Notochord and Scramble are two probabilistic real-time generative MIDI models. Notochord is a ‘big data’ model which has eaten all the MIDI files on the internet, while Scramble is a ‘small data’ model which allows the user to hybridize individual MIDI files and sampled snippets. In this performance, two players will wrangle Notochord and Scramble, struggling to make sense from their infinite capacities for nonsense. Notochord will extrude big slabs of quasi-music which will be filtered and refined by Scramble before being re-harmonized by Notochord, ad nauseum. We human operators will push buttons and frantically twiddle knobs, sweat beading on our foreheads, as our wayward creations attempt to submerge us in a swimming pool of glistening General MIDI sounds.
Deep learning-based probabilistic generative models are making a splash. Between the public release of Stable Diffusion and popular fascination with ChatGPT, interaction with generative models promises to become a large component of computational (co-)creativity and HCI in general.
At the same time, we see a mismatch between what generative models can do and how they are often presented. Generative models built on large datasets interpolate their training data; the apparent agency and creativity of such models are illusory, flowing from their uncanny abilities to find plausible continuations of human input. Yet the most popular applications do not emphasize attribution to the training data or uncertainty — chatbots confidently invent falsehoods [1], while image models will mix novel images in with near-copies of their training data [2]. Training data mined from the past is swept under the rug and repackaged as something new.
Conversely, models trained on small sized samples often converge into stereotyped behaviours, thus conveying musical meaningfulness through repetition of small patterns unpredictably extracted from the training data.

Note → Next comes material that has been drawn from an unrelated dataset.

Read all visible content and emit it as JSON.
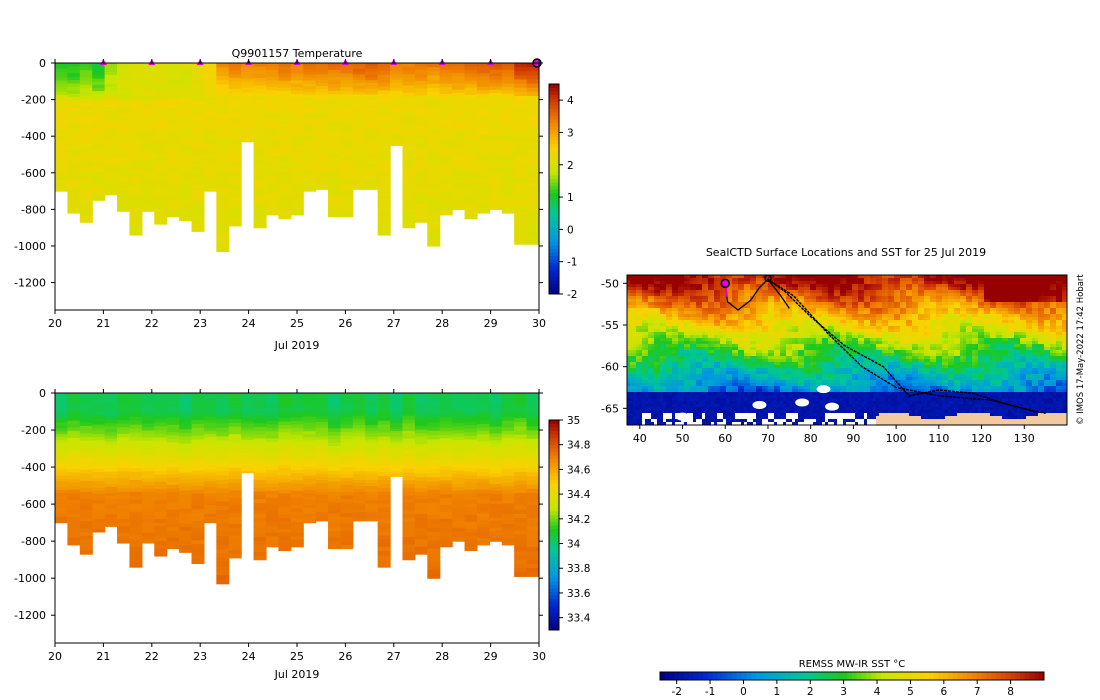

Our performance tries to bridge this gap, being on one hand playfully exploratory of our models’ capabilities, but on the other absurd and cuttingly ironic around their limitations. Rather than cloaking the source material in sound design, we use ‘obsolete’ soundfont synthesizers which are ‘native’ to the training data. As performers, we oscillate between earnest co-improvisation with our machines and concocting impossible situations for them to deal with. A simple projected visual element will make the actions of Notochord and Scramble more legible to the audience, for example as scrolling text logs of MIDI events or flashing keyboards glyphs.
We expect our performance to dialogue well with the rest of AIMC. From last year’s performance program for example we see affinities with Bob Sturm’s surreal generative pastiche, Yiğit Kolat’s embedding of improvisers with automated decision making models, and Farzaneh Nouri’s study of machine learning-derived software agents.
This will be an improvised live performance, with duration flexible from ~5-20 minutes. The technical means to realize our performance are already available: Notochord [3] is available as open-source software1, and Scramble [4] is available for free download2.
Our performance would fits best at the August 31st AI concert but could also play well at the algorave.
We will provide computers, smaller MIDI controllers, and audio interfaces.
Ideally the conference can provide a large multi-octave MIDI keyboard controller, stereo or multichannel diffusion, a table for two players with laptops, projection, and power.
I am a doctoral researcher in the Intelligent Instruments Lab at LHI. Previously I worked as a machine learning engineer on neural models of speech, and before that I studied Digital Musics at Dartmouth College and Computer Science at the University of Virginia. My interests include machine learning, artificial intelligence, electronic and audiovisual music, and improvisation. In my current research, I approach the lived experience of people with AI via design and performance of new musical instruments. My projects include the Living Looper, which reimagines the live looping pedal through neural synthesis algorithms, and Notochord, a probabilistic model for MIDI performances.
I’m a PhD candidate in Cultural Studies, conducting my research at the Intelligent Instruments Lab. Previously, I studied Electronic Music at the Conservatory of Padua (MA), Jazz Improvisation and Composition at the Conservatory of Trieste (BA) and Modern Languages and Cultures at the University of Padua (BA). In the last ten years I have been curating musical events and festivals, composing, performing and teaching music. My current interests include alternative forms of notation, improvisation, composition, and Human-Computer Interaction in performative contexts. My project focuses on AI explainability in music performances.
Notochord and Scramble are two generative MIDI models of our creation. Notochord has eaten all the MIDI files on the internet, while Scramble digests and regurgitates individual MIDI files and sampled snippets. We will wrangle Notochord and Scramble, struggling to make sense from their infinite capacities for nonsense. Notochord will extrude big slabs of quasi-music which will be filtered and refined by Scramble before being re-harmonized by Notochord, ad nauseum. The human operators will push buttons and frantically twiddle knobs, as their wayward creations attempt to submerge them in a swimming pool of glistening General MIDI sounds.